While the biceps brachii attaches primarily to the radius, there is a fibrous attachment to the ulna through a slip of fascia called the lacertus fibrosus, which is also called the bicipital aponeurosis. The median nerve runs underneath the lacertus fibrosus at the elbow and can get compressed by it here. If symptoms are aggravated during strong elbow flexion movements (when the biceps brachii is contracting strongly) there is a good likelihood that compression exists here.
After leaving the elbow, the median nerve runs between the two heads of the pronator teres muscle. This is a common region of median nerve compression and is commonly mistaken for CTS. The sensory and motor signals are almost identical, making it difficult to distinguish these two regions of entrapment without more specific physical examination, such as orthopedic special tests and nerve conduction studies.

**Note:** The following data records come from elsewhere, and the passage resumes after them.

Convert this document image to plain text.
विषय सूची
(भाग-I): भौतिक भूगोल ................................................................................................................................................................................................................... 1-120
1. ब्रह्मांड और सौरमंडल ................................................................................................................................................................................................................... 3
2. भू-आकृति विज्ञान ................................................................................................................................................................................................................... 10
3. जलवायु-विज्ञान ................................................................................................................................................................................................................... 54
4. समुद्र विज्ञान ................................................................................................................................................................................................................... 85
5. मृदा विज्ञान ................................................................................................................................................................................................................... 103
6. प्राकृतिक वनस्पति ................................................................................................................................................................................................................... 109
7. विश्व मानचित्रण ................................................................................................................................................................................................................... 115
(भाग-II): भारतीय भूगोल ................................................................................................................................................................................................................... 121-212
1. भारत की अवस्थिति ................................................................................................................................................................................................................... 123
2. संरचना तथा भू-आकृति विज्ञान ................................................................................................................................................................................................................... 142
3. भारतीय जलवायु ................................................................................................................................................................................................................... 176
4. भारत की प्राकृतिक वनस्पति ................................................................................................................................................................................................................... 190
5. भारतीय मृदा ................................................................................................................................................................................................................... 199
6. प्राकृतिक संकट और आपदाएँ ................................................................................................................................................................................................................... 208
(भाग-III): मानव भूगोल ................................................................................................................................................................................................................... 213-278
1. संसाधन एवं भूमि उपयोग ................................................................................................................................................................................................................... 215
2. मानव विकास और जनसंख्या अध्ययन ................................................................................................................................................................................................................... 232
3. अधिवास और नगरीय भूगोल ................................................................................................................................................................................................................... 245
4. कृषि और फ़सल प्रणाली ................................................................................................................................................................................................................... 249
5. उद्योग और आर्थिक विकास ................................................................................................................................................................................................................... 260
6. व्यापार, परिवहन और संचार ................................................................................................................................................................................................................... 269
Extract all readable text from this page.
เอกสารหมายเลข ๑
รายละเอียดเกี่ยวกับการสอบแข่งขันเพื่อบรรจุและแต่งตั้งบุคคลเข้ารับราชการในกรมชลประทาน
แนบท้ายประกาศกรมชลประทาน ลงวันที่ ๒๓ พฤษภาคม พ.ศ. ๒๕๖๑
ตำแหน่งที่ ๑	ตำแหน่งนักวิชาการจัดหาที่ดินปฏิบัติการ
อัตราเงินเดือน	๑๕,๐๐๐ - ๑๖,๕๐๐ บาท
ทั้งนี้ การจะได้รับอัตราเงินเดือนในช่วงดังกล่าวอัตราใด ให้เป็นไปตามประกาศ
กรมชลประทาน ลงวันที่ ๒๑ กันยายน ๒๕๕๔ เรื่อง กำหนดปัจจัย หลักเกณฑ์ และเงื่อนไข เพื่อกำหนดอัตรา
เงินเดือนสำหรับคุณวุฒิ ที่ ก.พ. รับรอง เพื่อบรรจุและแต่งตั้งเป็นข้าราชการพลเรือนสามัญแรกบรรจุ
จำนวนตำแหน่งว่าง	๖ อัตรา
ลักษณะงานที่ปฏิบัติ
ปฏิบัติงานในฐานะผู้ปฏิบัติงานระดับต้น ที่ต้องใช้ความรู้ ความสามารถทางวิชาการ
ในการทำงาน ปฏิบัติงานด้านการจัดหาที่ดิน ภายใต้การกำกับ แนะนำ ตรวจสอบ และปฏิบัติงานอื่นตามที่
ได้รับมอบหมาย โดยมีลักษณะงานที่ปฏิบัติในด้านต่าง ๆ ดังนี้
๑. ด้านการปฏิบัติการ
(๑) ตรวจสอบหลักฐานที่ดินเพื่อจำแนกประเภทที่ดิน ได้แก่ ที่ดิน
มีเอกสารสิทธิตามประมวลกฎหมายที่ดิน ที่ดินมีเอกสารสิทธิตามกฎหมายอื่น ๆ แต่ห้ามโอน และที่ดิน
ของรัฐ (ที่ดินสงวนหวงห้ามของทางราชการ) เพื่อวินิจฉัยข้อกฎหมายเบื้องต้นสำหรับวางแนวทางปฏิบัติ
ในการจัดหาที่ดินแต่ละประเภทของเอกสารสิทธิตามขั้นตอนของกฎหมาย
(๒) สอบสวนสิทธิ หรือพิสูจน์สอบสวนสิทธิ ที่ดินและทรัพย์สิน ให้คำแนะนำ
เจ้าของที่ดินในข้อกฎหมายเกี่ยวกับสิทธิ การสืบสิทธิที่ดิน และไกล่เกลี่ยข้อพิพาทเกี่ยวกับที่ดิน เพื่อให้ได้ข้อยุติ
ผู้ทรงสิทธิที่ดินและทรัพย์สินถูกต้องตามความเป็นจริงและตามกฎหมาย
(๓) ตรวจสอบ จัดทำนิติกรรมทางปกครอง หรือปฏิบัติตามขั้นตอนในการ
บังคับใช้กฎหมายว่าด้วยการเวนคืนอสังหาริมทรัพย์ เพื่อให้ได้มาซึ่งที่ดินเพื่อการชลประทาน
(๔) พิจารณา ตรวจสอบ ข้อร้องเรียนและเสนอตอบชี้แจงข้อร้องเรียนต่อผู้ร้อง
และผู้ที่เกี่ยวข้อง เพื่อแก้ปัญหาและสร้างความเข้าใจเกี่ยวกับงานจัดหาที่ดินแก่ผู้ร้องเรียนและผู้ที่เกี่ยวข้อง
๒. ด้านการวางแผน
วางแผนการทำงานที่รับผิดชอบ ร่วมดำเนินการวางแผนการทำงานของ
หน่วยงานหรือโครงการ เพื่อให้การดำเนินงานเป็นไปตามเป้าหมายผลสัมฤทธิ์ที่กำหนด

The last common location of median nerve entrapment is within the carpal tunnel. While this region is the most common site of median nerve entrapment, it is not the only one. There are a large percentage of failed carpal tunnel treatments; this could very well be due to improper identification of the precise location of median nerve entrapment.
Keep in mind that compression may occur at several sites simultaneously. Therefore, you may have a problem that is not in just one of these locations, but in two or more.
One of the great benefits for using massage to treat nerve compression problems is that massage treatments are frequently applied to the whole length of the nerve and can easily work on multiple sites of compression at the same time.